I am, like a lot of other folks right now, pretty excited about the recent discovery of Richard III's skeleton under a Leicester municipal parking lot. This is just the tip of the iceberg, as I'm sure many more scholars will be weighing in, but it does seem like the doors are wide open to discuss Richard III and his reign.

Look at the extreme curve in Richard III's spine, from scoliosis.

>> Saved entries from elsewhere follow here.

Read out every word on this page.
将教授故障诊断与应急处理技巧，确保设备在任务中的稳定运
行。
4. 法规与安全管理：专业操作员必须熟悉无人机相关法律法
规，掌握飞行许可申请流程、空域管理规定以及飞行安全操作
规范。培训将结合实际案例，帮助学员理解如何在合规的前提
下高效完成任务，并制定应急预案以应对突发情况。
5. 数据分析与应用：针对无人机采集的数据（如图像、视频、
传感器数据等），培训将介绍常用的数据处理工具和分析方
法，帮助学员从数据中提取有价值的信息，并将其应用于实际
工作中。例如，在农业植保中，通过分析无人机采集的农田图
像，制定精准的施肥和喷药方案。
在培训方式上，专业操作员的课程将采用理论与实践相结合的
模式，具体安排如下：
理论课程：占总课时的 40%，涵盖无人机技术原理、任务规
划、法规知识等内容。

From The New York Times and Agence France-Presse - Getty Images

Thanks to a certain playwright named William Shakespeare, Richard III has come down to us through the ages as a hunchbacked, scheming murderer of brothers and children. there have been many authors and historians who have happily reiterated this party line, while there have been just as many who have disputed the portrayal of "evil King Richard" in fiction and non-fiction.

Boris Karloff as Mord listens closely to his King's (Basil Rathbone) instructions
As much as I have enjoyed Shakespeare's play and some of the over-the-top portrayals through the years (Laurence Olivier, even Al Pacino), I have to admit that I lean more and more towards the Ricardian camp these days. That said, for a really entertaining movie version of the wicked king, Tower Of London, starring Basil Rathbone as Richard III, is great fun to watch. Rathbone has little figurines of each relative who stands in his way, and viewers can watch him knock off his brother Clarence (Vincent Price) in a butt of malmsey and imprison his nephews, the little princes, in the Tower of London. Boris Karloff is also on hand as Richard's creepy henchman Mord. In the same vein, but lacking any humor or authenticity is Alison Weir's The Princes in the Tower. I read the book with an open mind, but I found her "scholarship" so faulty and biased towards the Tudors that I now doubt her historian credentials. It was probably wise for her to have switched to writing fiction, as she seems to have done recently.

In the "give Richard a chance" camp, still probably the best book to start with is Josephine Tey's The Daughter of Time. Part detective story, part history, Tey lays out a very convincing case for questioning the old position of Richard III as a murderous uncle. For readers who love historical fiction that is amply researched, Sharon Kay Penman's The Sunne In Splendour is an excellent book, for telling the story of Richard III and his shining brother, Edward IV.


In Egypt (and many other places) they keep digging under old temples and finding even older temples, so we shouldn't be surprised to find a king below a parking lot. What will be interesting is how much will this skeleton be able to tell us about Richard III, his life, his times. How close have some of our fiction and non-fiction depictions of this controversial king come — and which ones, the bad or the good ones — will become the new accepted history?